Des modèles plus complexes impliquent d'importants investissements. Le premier est humain. Si la plupart des retailers utilisent des modèles sur étagère chez AWS, Azure ou Meta, "il faut connecter les données en entrée, les données en sortie et établir une interface pour consulter les résultats", énumère le directeur d'Iris. En résumé, beaucoup de travail reste à faire par une équipe interne pour construire une vraie solution. De plus, pour nourrir ces solutions, la donnée doit être qualitative. "L'activation de la donnée permet de tirer le meilleur bénéfice de l'IA, qu'elle soit prédictive ou générative, rappelle Florent Chaussade, VP retail et consumer goods chez Salesforce. Si la donnée est propre, mais qu'elle n'est ni centralisée, ni activée, elle est propre mais inutile". Et sur ce point Nicolas Gaudemet, directeur IA chez Onepoint, reste dubitatif sur la capacité des marchands : "Il y a du boulot de data scientists pour avoir des données propres chez les clients, parce que souvent, ce n'est pas beau à voir". Actuellement, Decathlon emploie plus de trente data scientists, ingénieurs de machine learning et analystes data pour ses modèles de prédiction de la demande.

Les retailers deviennent dépendants de la puissance des puces, et de leur prix.

 

Le deuxième investissement est la puissance de calcul. "L'IA générative vient avec un coût, rappelle Juline Lépine d'AWS. Un algorithme d'IA générative a une consommation et une latence beaucoup plus importante qu'un modèle hyper optimisé de prédiction spécifique". Les retailers deviennent alors de plus en plus dépendants de la puissance des puces, et de leur prix.

Une barrière à l'entrée qui devrait bientôt être moins bloquante à en croire le directeur des architectes solutions d'AWS France. "Les modèles performants d'IA générative coûtent de moins en moins cher, analyse-t-il.
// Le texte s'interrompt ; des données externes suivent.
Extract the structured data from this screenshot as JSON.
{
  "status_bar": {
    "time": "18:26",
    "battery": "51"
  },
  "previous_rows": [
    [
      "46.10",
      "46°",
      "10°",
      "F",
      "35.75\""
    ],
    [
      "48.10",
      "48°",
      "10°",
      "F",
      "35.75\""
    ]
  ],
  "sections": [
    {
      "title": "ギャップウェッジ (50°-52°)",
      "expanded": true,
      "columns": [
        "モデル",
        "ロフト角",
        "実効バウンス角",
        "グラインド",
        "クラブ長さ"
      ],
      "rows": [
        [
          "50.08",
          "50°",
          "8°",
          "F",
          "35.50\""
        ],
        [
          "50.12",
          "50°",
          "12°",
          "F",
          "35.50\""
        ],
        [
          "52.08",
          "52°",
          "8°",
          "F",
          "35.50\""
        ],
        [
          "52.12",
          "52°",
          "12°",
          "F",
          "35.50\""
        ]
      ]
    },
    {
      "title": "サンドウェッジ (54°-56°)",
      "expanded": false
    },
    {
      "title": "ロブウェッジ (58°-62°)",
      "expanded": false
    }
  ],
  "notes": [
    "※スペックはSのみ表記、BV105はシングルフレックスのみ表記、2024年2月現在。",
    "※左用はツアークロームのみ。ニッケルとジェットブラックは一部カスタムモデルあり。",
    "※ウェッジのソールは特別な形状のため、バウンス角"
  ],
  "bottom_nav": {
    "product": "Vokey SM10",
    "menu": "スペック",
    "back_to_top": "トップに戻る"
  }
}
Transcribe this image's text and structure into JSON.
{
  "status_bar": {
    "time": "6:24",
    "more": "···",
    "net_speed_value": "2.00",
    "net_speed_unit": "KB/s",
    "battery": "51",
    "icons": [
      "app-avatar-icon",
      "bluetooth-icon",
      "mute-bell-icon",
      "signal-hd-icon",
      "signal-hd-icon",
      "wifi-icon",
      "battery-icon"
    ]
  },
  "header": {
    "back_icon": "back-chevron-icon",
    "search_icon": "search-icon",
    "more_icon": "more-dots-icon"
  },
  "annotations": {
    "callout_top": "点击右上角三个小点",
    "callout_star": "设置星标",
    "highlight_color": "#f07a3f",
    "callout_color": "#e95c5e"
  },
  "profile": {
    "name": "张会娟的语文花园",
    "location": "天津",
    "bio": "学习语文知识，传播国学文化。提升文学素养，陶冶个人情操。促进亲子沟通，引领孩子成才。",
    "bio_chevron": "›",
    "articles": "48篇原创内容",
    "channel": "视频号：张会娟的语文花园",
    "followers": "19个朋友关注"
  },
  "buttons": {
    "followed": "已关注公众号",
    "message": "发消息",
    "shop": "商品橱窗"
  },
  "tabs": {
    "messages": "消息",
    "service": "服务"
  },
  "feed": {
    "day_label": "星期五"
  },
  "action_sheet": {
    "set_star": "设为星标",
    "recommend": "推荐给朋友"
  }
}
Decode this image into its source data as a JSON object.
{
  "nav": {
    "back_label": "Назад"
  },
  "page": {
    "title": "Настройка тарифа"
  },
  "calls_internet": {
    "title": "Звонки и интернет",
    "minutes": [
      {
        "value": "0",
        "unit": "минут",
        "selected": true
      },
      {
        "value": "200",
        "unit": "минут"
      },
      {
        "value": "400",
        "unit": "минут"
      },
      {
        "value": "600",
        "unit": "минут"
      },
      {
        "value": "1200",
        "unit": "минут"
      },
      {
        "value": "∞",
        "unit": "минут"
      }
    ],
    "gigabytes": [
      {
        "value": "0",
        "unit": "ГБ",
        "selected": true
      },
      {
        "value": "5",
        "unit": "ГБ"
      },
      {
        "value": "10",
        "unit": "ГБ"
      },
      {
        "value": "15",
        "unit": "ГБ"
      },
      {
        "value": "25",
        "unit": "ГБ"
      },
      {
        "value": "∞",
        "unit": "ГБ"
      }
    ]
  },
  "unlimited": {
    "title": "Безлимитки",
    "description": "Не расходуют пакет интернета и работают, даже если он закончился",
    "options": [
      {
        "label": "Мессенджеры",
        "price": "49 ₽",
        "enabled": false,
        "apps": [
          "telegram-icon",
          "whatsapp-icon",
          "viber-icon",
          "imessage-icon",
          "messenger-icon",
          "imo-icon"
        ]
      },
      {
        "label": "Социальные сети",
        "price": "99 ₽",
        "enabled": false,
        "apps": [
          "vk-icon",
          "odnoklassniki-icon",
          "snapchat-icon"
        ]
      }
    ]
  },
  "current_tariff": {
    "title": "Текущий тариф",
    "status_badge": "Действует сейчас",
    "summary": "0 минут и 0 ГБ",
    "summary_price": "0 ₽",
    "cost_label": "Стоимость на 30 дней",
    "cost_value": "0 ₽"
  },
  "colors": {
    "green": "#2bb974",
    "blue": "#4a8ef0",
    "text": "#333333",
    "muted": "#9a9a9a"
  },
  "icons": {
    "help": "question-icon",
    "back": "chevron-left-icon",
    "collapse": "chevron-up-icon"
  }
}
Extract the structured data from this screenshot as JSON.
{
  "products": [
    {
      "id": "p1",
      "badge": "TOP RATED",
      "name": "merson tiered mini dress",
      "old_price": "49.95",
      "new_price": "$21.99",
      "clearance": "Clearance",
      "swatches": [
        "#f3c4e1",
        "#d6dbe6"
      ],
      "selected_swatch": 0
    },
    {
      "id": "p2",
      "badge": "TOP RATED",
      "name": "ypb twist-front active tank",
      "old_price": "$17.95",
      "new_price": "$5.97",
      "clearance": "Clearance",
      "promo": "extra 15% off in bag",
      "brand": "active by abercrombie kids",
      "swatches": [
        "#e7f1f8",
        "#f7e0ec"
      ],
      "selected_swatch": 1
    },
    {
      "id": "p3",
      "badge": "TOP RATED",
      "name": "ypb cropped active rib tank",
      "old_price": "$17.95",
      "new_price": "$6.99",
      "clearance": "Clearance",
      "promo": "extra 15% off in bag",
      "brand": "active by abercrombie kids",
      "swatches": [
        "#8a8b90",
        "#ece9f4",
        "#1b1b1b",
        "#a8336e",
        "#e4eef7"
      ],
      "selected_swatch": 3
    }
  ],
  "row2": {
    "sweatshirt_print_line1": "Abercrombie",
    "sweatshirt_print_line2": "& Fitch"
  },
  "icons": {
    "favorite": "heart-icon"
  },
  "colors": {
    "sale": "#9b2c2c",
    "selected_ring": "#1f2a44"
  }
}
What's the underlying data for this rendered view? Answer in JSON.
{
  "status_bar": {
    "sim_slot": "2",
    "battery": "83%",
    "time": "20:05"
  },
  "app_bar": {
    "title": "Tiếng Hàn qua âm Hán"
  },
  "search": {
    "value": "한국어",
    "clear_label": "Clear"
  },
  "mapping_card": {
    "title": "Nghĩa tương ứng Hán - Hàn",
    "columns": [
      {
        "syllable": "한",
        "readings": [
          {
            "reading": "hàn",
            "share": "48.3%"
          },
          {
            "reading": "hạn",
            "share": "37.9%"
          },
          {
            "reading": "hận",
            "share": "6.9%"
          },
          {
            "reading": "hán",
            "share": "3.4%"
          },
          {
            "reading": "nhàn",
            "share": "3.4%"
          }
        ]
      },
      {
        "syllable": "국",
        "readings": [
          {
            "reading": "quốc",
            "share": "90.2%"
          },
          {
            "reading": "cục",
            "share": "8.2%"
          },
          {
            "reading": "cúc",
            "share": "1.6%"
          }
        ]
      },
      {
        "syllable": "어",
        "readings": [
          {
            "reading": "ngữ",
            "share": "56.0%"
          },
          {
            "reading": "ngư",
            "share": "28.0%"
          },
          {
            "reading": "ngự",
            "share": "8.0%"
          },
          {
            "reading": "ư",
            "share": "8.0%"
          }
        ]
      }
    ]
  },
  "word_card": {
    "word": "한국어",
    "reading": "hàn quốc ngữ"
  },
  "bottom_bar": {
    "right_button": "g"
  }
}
Claude 3 d'Anthropic est sorti en avril avec les modèles Opus (le plus cher), Sonnet (moyenne gamme), et Haiku (le plus petit). La version 3.5 a été annoncée tout début juillet et donne des performances meilleures qu'Opus avec un modèle de taille Sonnet". La démocratisation des modèles grâce aux  plateformes, comme Hugging Face, participe aussi à réduire le coût d'accès.

Pour des données stratégiques

Si les coûts engendrés sont importants, l'impact sur le business model promet de l'être aussi. "Les retours sur investissement sont conséquents parce que ces modèles pilotent directement toute la supply chain, affirme Guilhem Delorme. Avec une réduction du niveau d'obsolescence des stocks et un impact direct sur le chiffre d'affaires". Une analyse partagée par le VP data de Decathlon : "La qualité des prévisions a un impact fondamental sur notre planification financière, elle contribue à une budgétisation des coûts efficace et garantit une meilleure gestion des flux de trésorerie". Ces innovations intégrées à la dizaine de modèles de prévision qu'exploite Decathlon participent également à réduire les coûts opérationnels, à soutenir une tarification compétitive et à réaliser des économies d'échelle selon Milton Martinez Luaces. A fond l'IA.